1,同一条hive sql解析出的多个MR任务的合并。
由Hive解析出来的MR jobs中有非常多的Map->MapReduce类型的job,可以考虑把这个过程合并成一个MRjob。https://issues.apache.org/jira/browse/HIVE-3952

2,Hive query optimizer

http://docs.hortonworks.com/HDPDocuments/HDP2/HDP-2.0.0.2/ds_Hive/optimize-joins.html

  • Joins where one side fits in memory
  • Star schema join的改进,就是原来一个大表和多个小表在不同column匹配的条件下join需要解析成多个map join + MR job,现在可以合并成一个MR job

这个改进方向要做的就是用户不用给太多的hint,hive可以自己根据表的大小、行数等,自动选择最快的join的方法(小表能装进内存的话就用map join,Map join能和其他MR job合并的就合并)。这个思路跟cost-based query optimizer有点类似了,用户写出来的SQL在翻译成执行计划之前要计算那种执行方式效率更高。

3,ORCFile
ORCFile是一种列式存储的文件,对于分析型应用来说列存有非常大的优势。 http://docs.hortonworks.com/HDPDocuments/HDP2/HDP-2.0.0.2/ds_Hive/orcfile.html
原来的RCFile中把每一列看成binary blob,没有任何语义,所以只能用通用的zlib,LZO,Snappy等压缩方法。
ORCFile能够获取每一列的类型(int还是string),那么就可以使用诸如dictionary encoding, bit packing, delta encoding, run-length encoding等轻量级的压缩技术。这种压缩技术的优势有两点:一是提高压缩率;二是能够起到过滤无关数据的效果
现在ORCFile中主要有三种编码:

  • bit编码,所有数据类型都可以用。Google’s protocol buffers and uses the high bit to represent whether this byte is not the last and the lower 7 bits to encode data
  • run-length encoding(行程长度压缩算法),int类型专用。
  • dictionary encoding,string类型专用。同时这个dictionary还能帮助过滤查询中的predicate条件。

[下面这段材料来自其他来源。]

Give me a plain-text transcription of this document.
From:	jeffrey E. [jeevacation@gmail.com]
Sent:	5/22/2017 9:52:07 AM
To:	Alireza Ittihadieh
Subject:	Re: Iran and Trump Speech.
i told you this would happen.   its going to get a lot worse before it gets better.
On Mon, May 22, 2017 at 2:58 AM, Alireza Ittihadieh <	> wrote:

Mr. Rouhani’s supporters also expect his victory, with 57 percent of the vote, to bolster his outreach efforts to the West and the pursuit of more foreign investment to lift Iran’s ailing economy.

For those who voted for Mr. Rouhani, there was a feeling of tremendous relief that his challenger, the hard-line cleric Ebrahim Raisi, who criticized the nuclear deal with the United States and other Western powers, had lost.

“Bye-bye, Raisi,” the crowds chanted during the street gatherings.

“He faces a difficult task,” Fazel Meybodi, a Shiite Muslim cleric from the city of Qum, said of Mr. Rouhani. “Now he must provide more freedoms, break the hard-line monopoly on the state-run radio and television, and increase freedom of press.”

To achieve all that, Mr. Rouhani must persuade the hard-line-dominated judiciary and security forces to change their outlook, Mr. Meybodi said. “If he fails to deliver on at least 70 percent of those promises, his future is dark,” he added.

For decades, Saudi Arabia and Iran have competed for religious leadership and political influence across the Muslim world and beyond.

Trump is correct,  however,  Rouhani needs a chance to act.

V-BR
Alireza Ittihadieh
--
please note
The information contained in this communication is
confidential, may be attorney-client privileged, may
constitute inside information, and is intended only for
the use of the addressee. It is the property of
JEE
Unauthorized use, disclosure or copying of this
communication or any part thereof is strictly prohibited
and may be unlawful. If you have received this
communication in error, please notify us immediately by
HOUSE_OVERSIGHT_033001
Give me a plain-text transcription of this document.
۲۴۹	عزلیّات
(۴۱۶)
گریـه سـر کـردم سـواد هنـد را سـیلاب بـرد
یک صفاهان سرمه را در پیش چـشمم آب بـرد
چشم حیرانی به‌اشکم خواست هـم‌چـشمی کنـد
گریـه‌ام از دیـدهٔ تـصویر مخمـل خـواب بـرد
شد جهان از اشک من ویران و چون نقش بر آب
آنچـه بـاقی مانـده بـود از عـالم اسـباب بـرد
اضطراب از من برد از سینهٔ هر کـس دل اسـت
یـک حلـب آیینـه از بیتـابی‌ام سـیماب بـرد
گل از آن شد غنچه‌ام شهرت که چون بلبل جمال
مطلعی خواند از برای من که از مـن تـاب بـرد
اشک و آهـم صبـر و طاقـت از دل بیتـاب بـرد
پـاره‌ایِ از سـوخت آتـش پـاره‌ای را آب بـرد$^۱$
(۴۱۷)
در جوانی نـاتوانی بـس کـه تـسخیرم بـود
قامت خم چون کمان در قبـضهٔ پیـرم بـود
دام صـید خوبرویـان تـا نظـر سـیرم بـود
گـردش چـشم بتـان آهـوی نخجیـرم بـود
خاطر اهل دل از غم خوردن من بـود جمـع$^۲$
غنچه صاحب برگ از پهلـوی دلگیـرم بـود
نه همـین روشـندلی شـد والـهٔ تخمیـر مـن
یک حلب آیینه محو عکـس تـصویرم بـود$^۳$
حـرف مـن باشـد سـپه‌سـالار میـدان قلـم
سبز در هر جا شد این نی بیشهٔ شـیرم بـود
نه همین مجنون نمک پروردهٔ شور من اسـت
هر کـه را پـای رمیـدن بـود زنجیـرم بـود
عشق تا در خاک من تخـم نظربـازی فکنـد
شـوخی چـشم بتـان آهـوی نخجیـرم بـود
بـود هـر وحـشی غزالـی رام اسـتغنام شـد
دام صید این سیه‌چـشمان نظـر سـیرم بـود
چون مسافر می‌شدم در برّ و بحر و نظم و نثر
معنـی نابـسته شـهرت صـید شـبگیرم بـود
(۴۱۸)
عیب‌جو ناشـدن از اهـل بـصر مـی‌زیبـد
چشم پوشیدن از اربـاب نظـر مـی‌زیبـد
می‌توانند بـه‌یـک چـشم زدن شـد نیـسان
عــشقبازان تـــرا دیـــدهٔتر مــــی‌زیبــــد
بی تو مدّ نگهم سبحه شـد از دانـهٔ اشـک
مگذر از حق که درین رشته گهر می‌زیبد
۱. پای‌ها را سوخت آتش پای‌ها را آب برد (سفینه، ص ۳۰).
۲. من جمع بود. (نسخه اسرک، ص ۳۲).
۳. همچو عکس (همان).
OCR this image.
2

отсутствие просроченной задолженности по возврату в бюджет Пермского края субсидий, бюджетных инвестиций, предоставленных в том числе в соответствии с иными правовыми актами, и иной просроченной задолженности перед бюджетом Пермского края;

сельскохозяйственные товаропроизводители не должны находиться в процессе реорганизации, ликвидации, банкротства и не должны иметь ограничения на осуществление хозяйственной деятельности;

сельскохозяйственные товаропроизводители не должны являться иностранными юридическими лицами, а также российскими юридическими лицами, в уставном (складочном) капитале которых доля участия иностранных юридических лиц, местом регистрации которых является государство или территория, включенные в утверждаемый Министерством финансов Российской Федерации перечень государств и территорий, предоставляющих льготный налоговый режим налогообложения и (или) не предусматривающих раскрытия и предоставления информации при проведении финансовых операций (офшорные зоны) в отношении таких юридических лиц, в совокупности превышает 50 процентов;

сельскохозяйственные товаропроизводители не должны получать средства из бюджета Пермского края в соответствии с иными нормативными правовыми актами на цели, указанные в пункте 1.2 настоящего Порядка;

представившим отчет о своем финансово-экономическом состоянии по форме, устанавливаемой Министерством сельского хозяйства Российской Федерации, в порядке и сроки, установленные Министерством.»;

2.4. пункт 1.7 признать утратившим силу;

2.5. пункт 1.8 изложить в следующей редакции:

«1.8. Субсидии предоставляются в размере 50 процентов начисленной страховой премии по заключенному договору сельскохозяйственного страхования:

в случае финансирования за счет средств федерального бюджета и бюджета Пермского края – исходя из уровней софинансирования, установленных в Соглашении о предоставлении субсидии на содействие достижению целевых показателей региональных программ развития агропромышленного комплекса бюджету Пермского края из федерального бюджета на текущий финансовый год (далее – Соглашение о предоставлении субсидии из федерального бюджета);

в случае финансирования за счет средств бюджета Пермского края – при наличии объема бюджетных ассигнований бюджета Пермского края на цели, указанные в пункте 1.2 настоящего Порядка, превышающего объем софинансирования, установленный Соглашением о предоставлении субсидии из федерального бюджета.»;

Run length Encoding对某些列压缩会减少存储3-4个数量级,对内存提升也有2-3个数量级,Dictionary Encoding一般对磁盘空间减少大概20倍,对内存空间大概减少5倍,根据Google PowerDrill的实验,在常见的聚合查询中这些特殊的编码方式会对查询速度有2-3个数量级的提升.

Predicate Pushdown:原来的Hive是把所有的数据都读到内存中,然后再判断哪些是符合查询需求的。在ORCFile中数据以Stripe为单元读取到内存,那么ORCFile的RecordReader会根据Stripe的元数据(Index Data,常驻内存)判断该Stripe是否满足这个查询的需求,如果不满足直接略过不读,从而节省了IO。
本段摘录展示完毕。